Everything I have outlined above is not really as much the future, as it is the present. The systems proposed by Klarna and Amazon have already been put into place, and are popular. Robinhood is a very popular app. The gaming industry has been targeting kids for decades and have always moved in a rather dark grey area. Spending is increasingly moving online, and it's easy to see why: online is very much separate from the physical world. Online money is not "real." It does invoke the same pain of paying as real world, physical money would. And that's where they get us. It is important to see what’s going on here. Companies want to separate us from our money, creating contexts in which we do not seem to be spending money at all.
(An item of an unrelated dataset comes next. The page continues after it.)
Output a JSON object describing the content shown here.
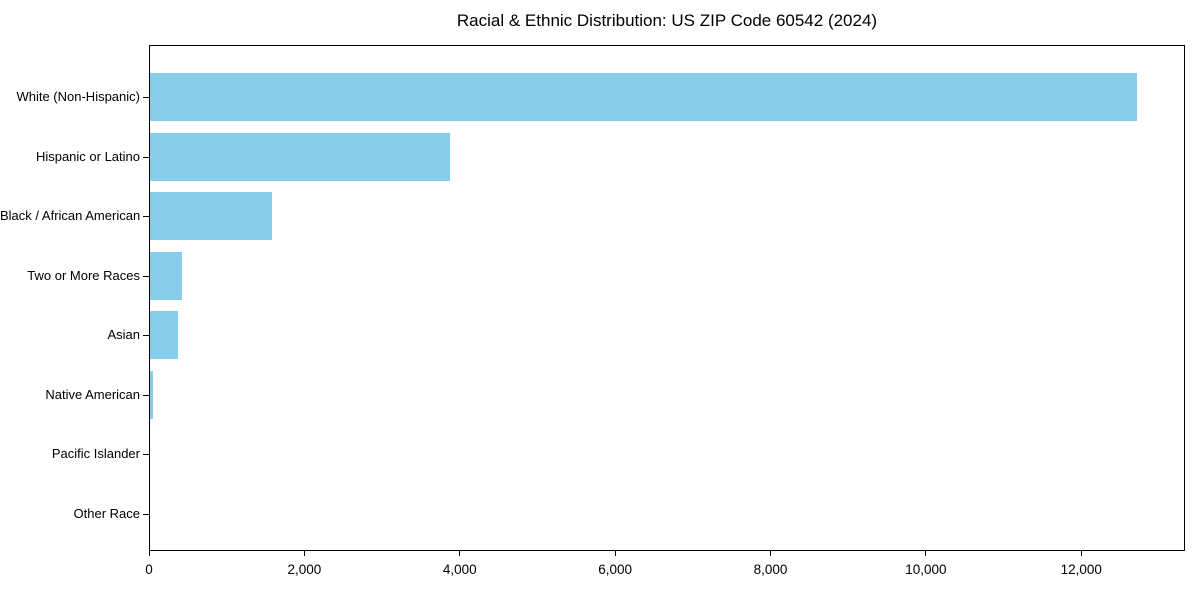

Just because you’re not handing cash over or swiping a card, does not mean you’re not losing resources somewhere.
The future will be more of the same, but even more clever. I’m not sure how far removed we are from stores that recognize our faces and simply know which bank account to charge, where we just walk into the store and get out with what we need, without even considering whether we still have enough money in the bank, whether we really need it, or even whether we can really afford it. The aim is zero friction and total compliance. Both Amazon and Facebook have made announcements of being interested in moving into the financial services. These companies already know everything there is to know about us, and now they seemingly want even more. This is not a good development, but a development I do expect to come true. Although this might be somewhere in the future, my advice is very much for the here and now: Be wary of how you spend your money. Track how and when you spend your money, and actively make the choice, day in day out, as exhausting as it sounds, to partake or to not partake in systems which are becoming easier and easier. Because they are easy for a reason: so the company can put in less effort in separating you from your money. Just because you didn’t give someone money doesn’t mean it’s not costing you.